Simple example describing a new feature, bot asks numbered clarifying questions before filing

When someone drops a screenshot or a mock with almost no text, the bot describes what it sees and folds that into the thread. Requesters do not have to write a full spec. The bot still pulls out enough to ask the right follow-ups.

Example of ticket creation using an uploaded image

Example of ticket creation using an uploaded image

What changed

The shift is behavioral, not magical.

Leadership still initiates from Slack. But “request a feature” now means finish the thread with the bot, not drop a headline into Linear and disappear.

Engineers get issues that read like someone already ran the first discovery pass. Less “can you hop on a call?” Less starting from a title and a prayer. More time building what was actually asked for.

It will not fix prioritization. It will not replace a PM when the problem needs real product judgment.

It does fix a failure mode I hit constantly: no access to stakeholders, but full responsibility to build the right thing.

The bot does not give you a seat at the strategy table. It forces the table’s questions into the ticket before engineering pays the price.

The principle

Ticket tools are optimized for tracking work, not for earning the right to be worked on.

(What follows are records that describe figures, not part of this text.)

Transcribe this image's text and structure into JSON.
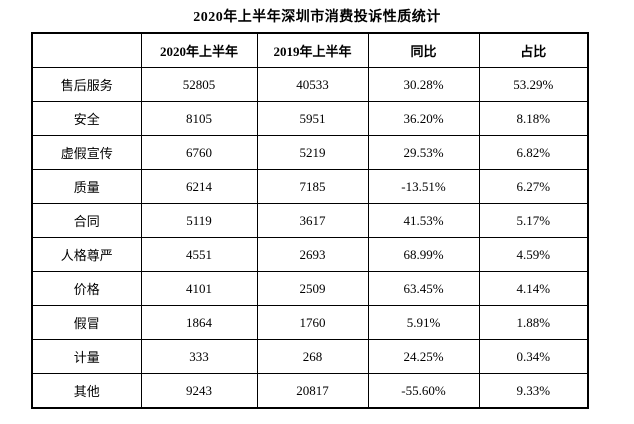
{
  "title": "2020年上半年深圳市消费投诉性质统计",
  "table": {
    "columns": [
      "",
      "2020年上半年",
      "2019年上半年",
      "同比",
      "占比"
    ],
    "column_keys": [
      "category",
      "value_2020",
      "value_2019",
      "yoy",
      "share"
    ],
    "rows": [
      [
        "售后服务",
        "52805",
        "40533",
        "30.28%",
        "53.29%"
      ],
      [
        "安全",
        "8105",
        "5951",
        "36.20%",
        "8.18%"
      ],
      [
        "虚假宣传",
        "6760",
        "5219",
        "29.53%",
        "6.82%"
      ],
      [
        "质量",
        "6214",
        "7185",
        "-13.51%",
        "6.27%"
      ],
      [
        "合同",
        "5119",
        "3617",
        "41.53%",
        "5.17%"
      ],
      [
        "人格尊严",
        "4551",
        "2693",
        "68.99%",
        "4.59%"
      ],
      [
        "价格",
        "4101",
        "2509",
        "63.45%",
        "4.14%"
      ],
      [
        "假冒",
        "1864",
        "1760",
        "5.91%",
        "1.88%"
      ],
      [
        "计量",
        "333",
        "268",
        "24.25%",
        "0.34%"
      ],
      [
        "其他",
        "9243",
        "20817",
        "-55.60%",
        "9.33%"
      ]
    ]
  },
  "colors": {
    "border": "#000000",
    "text": "#000000",
    "background": "#ffffff"
  }
}
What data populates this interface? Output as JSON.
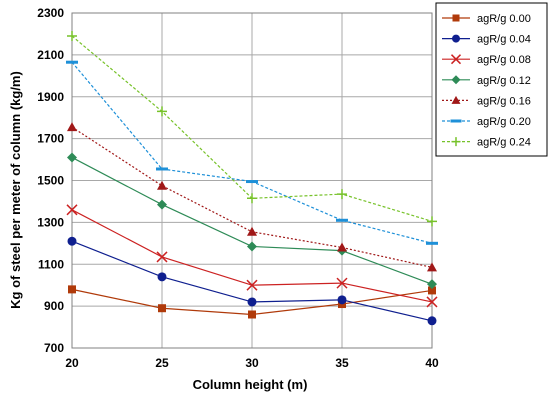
{
  "chart_data": {
    "type": "line",
    "title": "",
    "xlabel": "Column height (m)",
    "ylabel": "Kg of steel per  meter of column (kg/m)",
    "x": [
      20,
      25,
      30,
      35,
      40
    ],
    "xlim": [
      20,
      40
    ],
    "ylim": [
      700,
      2300
    ],
    "x_ticks": [
      20,
      25,
      30,
      35,
      40
    ],
    "y_ticks": [
      700,
      900,
      1100,
      1300,
      1500,
      1700,
      1900,
      2100,
      2300
    ],
    "grid": true,
    "legend_position": "right",
    "series": [
      {
        "name": "agR/g 0.00",
        "values": [
          980,
          890,
          860,
          910,
          975
        ],
        "color": "#b03a0a",
        "marker": "square",
        "dash": "solid"
      },
      {
        "name": "agR/g 0.04",
        "values": [
          1210,
          1040,
          920,
          930,
          830
        ],
        "color": "#0f1f8f",
        "marker": "circle",
        "dash": "solid"
      },
      {
        "name": "agR/g 0.08",
        "values": [
          1360,
          1135,
          1000,
          1010,
          920
        ],
        "color": "#cc2222",
        "marker": "x",
        "dash": "solid"
      },
      {
        "name": "agR/g 0.12",
        "values": [
          1610,
          1385,
          1185,
          1165,
          1005
        ],
        "color": "#2e8b57",
        "marker": "diamond",
        "dash": "solid"
      },
      {
        "name": "agR/g 0.16",
        "values": [
          1755,
          1475,
          1255,
          1180,
          1085
        ],
        "color": "#a01818",
        "marker": "triangle",
        "dash": "dotted"
      },
      {
        "name": "agR/g 0.20",
        "values": [
          2065,
          1555,
          1495,
          1310,
          1200
        ],
        "color": "#1e90d8",
        "marker": "dash",
        "dash": "dashed"
      },
      {
        "name": "agR/g 0.24",
        "values": [
          2190,
          1830,
          1415,
          1435,
          1305
        ],
        "color": "#77c22a",
        "marker": "plus",
        "dash": "dashed"
      }
    ]
  }
}
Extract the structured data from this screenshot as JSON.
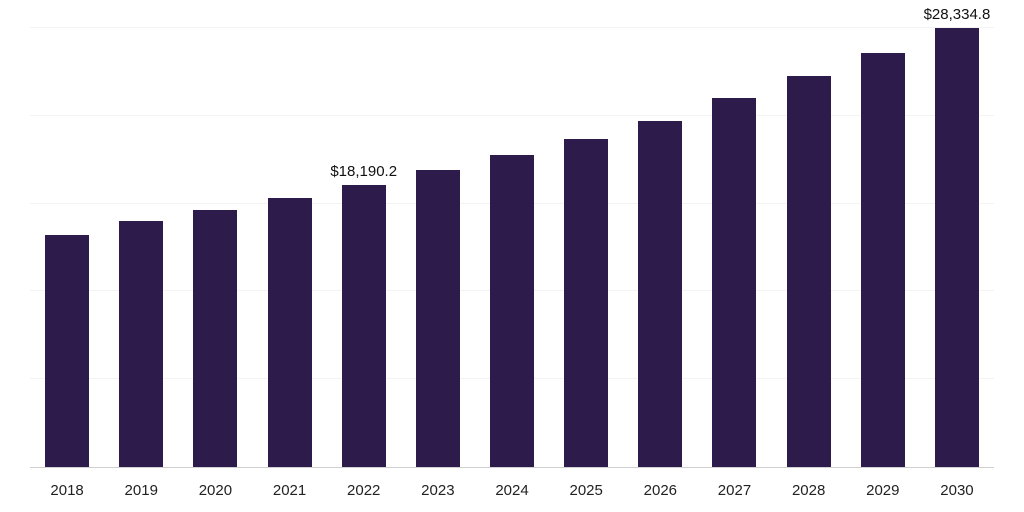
{
  "chart_data": {
    "type": "bar",
    "title": "",
    "xlabel": "",
    "ylabel": "",
    "categories": [
      "2018",
      "2019",
      "2020",
      "2021",
      "2022",
      "2023",
      "2024",
      "2025",
      "2026",
      "2027",
      "2028",
      "2029",
      "2030"
    ],
    "values": [
      15000,
      15900,
      16600,
      17350,
      18190.2,
      19150,
      20150,
      21200,
      22350,
      23800,
      25250,
      26700,
      28334.8
    ],
    "data_labels": {
      "2022": "$18,190.2",
      "2030": "$28,334.8"
    },
    "ylim": [
      0,
      28334.8
    ],
    "grid": "faint horizontal gridlines, no y-axis tick labels",
    "legend": "none",
    "bar_color": "#2d1b4b",
    "axis_line_color": "#d0d0d0",
    "gridline_color": "#f3f3f3",
    "data_label_color": "#111111",
    "tick_label_color": "#222222"
  }
}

When new features arrive thin on context, the problem is not developer speed. It is intake. Someone has to ask the questions. Better that happens before the issue is “in progress,” not after.

Ask before you file. Put the context in the ticket, not in the comments three days later.

That is the system I built: a gate between “we should build X” and “engineering knows what X means.”

Not because RAG is exciting. Because I was tired of being the only person asking the obvious questions, too late, without the people in the room.